From that point you can get started to enable CodeQL. Of course, you’ll need to have it enabled in your license, and upload that license file to your server as well. Enabling starts at the appliance level, where you need to enable the code scanning and secret scanning features from the management console.
The default workflow that CodeQL will propose links to the
github/codeql-action action, of which a static copy is installed with each Enterprise Server update. This organization is hidden by default, but you can navigate to it with the direct link. The issue here is that these action repos (github/dependabot-action and all repos in the actions org) only have the source code linked and updated with each Enterprise Server update. Since the CodeQL bundle is stored as a release asset, it is missing from the appliance. The bundle contains all CodeQL queries, including the
security-and-quality query types.
Normally we’d use the actions-sync tool to update the actions on the appliance with the latest version on github.com. Unfortunately that tool does not sync any release assets. For syncing the release assets, we need to download the latest release of the codeql-action-sync-tool.
After downloading the
codeql-action-sync-tool, you need to make sure you have write access to the
github organization. By default you do not have it, so you cannot
write to the release assets or anything else in this org. That means we need to promote the user that will execute the syncing to an owner of the
To do so, you need to call the ghe-org-admin-promote command line utility from a remote shell on the appliance:
ghe-org-admin-promote -u USERNAME -o ORGANIZATION
Now we can call the
codeql-action-sync-tool to download the latest version of the CodeQL bundle and upload it to the
github/codeql-action repo. This tool will also update the
github/codeql-action repo with the latest version of the action code.

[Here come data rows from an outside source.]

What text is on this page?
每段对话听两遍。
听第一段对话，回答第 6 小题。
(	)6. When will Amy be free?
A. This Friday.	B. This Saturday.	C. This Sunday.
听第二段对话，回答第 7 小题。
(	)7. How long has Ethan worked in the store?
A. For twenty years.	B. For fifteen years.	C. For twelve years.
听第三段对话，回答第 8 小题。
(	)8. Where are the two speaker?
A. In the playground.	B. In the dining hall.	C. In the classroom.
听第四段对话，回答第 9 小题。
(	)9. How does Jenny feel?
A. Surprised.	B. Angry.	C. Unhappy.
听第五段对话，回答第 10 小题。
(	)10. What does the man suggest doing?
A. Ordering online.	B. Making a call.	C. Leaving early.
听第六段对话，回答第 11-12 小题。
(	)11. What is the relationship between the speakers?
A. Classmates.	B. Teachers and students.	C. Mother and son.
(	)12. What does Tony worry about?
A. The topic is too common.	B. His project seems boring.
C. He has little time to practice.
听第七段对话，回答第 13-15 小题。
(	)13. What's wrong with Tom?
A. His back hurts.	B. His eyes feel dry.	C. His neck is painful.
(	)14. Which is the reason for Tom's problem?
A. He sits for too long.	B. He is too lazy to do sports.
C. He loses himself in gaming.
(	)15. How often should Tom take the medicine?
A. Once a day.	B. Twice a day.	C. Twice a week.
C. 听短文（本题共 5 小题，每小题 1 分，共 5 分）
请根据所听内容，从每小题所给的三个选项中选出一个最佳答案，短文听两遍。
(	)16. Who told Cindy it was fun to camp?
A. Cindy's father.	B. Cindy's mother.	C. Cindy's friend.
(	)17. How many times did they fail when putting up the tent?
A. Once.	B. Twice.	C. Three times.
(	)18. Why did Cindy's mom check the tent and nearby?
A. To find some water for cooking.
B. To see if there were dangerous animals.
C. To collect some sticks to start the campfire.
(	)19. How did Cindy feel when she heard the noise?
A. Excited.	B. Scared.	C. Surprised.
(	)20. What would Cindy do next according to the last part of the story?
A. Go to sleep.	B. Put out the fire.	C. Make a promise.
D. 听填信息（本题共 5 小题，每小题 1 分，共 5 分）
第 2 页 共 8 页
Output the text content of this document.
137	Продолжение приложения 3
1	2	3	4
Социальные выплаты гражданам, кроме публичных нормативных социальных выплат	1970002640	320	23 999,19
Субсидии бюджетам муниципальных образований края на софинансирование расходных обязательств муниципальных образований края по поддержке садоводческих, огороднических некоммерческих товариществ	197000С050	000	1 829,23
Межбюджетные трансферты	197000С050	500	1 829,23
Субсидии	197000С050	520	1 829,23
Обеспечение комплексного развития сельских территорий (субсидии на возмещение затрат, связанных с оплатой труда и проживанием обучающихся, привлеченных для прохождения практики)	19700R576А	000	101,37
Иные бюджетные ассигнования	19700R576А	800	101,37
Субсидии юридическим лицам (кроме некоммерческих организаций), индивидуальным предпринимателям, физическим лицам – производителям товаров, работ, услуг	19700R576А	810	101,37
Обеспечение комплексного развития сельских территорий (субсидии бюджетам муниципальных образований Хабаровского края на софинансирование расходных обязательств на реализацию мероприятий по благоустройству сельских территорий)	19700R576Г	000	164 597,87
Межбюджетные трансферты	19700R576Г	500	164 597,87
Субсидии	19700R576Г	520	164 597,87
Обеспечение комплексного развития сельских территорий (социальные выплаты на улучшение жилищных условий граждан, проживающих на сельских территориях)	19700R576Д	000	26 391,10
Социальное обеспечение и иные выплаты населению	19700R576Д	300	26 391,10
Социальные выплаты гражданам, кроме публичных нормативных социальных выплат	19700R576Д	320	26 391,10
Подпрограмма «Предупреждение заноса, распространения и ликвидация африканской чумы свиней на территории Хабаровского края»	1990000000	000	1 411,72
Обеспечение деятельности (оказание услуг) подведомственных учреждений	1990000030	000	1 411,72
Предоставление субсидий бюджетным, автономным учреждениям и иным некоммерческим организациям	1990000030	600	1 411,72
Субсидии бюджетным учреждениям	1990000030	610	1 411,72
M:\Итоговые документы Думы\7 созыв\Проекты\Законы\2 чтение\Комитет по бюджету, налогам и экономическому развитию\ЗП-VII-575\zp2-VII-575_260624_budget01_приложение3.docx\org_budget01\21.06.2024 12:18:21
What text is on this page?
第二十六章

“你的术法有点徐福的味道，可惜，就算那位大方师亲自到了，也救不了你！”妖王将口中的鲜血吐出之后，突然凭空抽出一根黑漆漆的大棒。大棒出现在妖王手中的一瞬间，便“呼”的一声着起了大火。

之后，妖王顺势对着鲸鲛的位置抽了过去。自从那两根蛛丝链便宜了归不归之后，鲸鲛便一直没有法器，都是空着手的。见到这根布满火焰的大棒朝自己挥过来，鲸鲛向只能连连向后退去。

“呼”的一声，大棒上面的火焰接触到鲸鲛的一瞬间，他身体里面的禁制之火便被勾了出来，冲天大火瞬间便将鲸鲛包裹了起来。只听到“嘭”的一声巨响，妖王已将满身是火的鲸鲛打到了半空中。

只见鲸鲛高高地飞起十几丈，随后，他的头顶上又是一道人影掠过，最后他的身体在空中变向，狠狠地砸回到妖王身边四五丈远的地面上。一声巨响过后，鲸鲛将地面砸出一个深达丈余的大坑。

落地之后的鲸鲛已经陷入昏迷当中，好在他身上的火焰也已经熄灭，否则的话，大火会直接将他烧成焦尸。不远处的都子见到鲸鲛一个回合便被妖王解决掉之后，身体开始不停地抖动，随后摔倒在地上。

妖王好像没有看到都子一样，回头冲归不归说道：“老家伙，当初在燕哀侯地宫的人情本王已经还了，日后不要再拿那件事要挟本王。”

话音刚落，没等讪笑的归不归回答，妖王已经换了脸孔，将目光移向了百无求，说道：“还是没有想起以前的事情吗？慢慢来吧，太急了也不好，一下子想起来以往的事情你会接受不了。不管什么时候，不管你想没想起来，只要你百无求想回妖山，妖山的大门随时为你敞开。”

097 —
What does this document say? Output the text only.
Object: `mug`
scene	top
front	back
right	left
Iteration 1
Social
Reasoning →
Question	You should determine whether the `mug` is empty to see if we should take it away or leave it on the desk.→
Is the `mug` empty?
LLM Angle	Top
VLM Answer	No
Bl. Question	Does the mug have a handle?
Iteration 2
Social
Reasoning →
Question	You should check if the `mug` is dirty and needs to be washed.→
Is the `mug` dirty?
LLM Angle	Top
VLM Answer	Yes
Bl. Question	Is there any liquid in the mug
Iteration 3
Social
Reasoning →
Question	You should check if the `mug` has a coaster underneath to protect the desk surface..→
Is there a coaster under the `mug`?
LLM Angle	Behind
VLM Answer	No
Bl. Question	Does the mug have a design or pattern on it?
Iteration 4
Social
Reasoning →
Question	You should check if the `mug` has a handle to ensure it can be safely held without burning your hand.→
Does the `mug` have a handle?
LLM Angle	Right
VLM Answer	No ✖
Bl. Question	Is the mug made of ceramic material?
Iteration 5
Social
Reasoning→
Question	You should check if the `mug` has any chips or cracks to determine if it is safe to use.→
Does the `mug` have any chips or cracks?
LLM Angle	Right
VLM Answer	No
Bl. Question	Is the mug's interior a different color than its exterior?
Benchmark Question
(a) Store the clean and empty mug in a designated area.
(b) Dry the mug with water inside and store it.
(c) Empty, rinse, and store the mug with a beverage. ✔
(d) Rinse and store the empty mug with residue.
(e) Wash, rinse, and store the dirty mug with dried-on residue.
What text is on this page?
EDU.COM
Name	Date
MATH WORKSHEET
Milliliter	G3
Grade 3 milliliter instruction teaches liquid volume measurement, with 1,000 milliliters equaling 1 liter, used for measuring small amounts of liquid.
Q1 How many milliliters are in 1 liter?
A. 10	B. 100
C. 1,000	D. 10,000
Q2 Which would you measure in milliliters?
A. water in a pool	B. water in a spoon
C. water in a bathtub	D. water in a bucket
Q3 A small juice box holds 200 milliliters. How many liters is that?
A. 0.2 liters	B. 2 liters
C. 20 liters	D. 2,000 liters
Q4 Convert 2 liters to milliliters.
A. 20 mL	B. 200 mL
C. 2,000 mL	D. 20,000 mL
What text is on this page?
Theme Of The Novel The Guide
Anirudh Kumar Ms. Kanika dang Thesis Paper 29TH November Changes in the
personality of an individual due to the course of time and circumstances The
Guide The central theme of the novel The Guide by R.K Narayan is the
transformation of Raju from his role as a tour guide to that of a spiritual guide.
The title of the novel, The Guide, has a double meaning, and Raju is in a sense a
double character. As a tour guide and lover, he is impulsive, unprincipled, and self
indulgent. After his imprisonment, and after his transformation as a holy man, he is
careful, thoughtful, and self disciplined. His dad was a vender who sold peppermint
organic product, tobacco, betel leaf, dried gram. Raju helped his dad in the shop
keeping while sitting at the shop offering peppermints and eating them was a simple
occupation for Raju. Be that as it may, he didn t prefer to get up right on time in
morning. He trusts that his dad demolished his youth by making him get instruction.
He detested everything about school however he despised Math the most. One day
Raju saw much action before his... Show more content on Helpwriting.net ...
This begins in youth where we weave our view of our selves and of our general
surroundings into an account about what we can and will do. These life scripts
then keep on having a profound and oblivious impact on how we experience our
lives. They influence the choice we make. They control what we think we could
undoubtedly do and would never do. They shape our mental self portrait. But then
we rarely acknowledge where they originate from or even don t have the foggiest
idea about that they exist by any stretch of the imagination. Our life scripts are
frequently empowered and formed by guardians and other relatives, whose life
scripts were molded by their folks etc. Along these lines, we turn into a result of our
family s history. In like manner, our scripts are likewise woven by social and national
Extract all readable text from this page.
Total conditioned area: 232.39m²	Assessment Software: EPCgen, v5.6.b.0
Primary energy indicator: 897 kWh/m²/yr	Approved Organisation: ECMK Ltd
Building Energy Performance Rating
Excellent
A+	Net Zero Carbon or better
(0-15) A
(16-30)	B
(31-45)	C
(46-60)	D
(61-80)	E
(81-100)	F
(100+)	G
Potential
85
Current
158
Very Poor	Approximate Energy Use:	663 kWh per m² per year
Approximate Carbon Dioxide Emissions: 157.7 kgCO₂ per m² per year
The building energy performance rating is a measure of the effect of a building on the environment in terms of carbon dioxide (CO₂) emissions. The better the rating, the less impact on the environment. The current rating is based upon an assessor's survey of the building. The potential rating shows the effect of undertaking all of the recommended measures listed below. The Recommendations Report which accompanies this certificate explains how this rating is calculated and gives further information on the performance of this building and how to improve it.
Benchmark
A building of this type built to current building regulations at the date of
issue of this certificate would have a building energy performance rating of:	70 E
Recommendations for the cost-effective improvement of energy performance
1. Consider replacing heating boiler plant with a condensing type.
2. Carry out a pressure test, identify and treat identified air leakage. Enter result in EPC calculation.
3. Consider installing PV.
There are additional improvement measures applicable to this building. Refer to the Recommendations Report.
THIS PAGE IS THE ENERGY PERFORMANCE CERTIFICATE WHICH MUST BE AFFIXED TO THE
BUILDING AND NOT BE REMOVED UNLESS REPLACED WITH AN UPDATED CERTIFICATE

You can run it with this command:
codeql-action-sync-tool sync --force \ --destination-url https://enterprise-server-url.com --destination-token <PAT> \ --source-token <PAT> # prevents ratelimiting
Of course, the machine that is running this will need to have access to github.com, as well as the Enterprise Server. The
--source-token is optional, but it will prevent you from hitting the rate limit on github.com.
Now that we have the CodeQL bundle on the appliance, we can start using it. The first thing you’ll notice is that the CodeQL bundle is quite large. The Linux zip file alone is 500Mb, which is quite a lot for a GitHub Action. The release asset appropriate for the OS of the runner is downloaded for each run. If you are using ephemeral runners (which you should!), this means that the CodeQL bundle is downloaded for each and every run. Given that this workflow is configured by default to run on every push, pull request as well as on a schedule (once a week), it can take up quite the bandwidth and thus hammer your appliance.
The action follows the normal setup for GitHub Actions to check for the well known folder
runner.tool_cache, which is stored in ‘/opt/hostedtoolcache/’. If it can find the bundle in that folder, it will use that. If it cannot find it, it will download the appropriate release asset.
That means that we can prep our runners by copying the CodeQL bundle to this location. This will prevent the bundle from being downloaded for each run. The folder is used by including the CodeQL bundle release version and date:
Priming that location will significantly lower the download pressure on your appliance, and speed up the execution of the CodeQL workflow.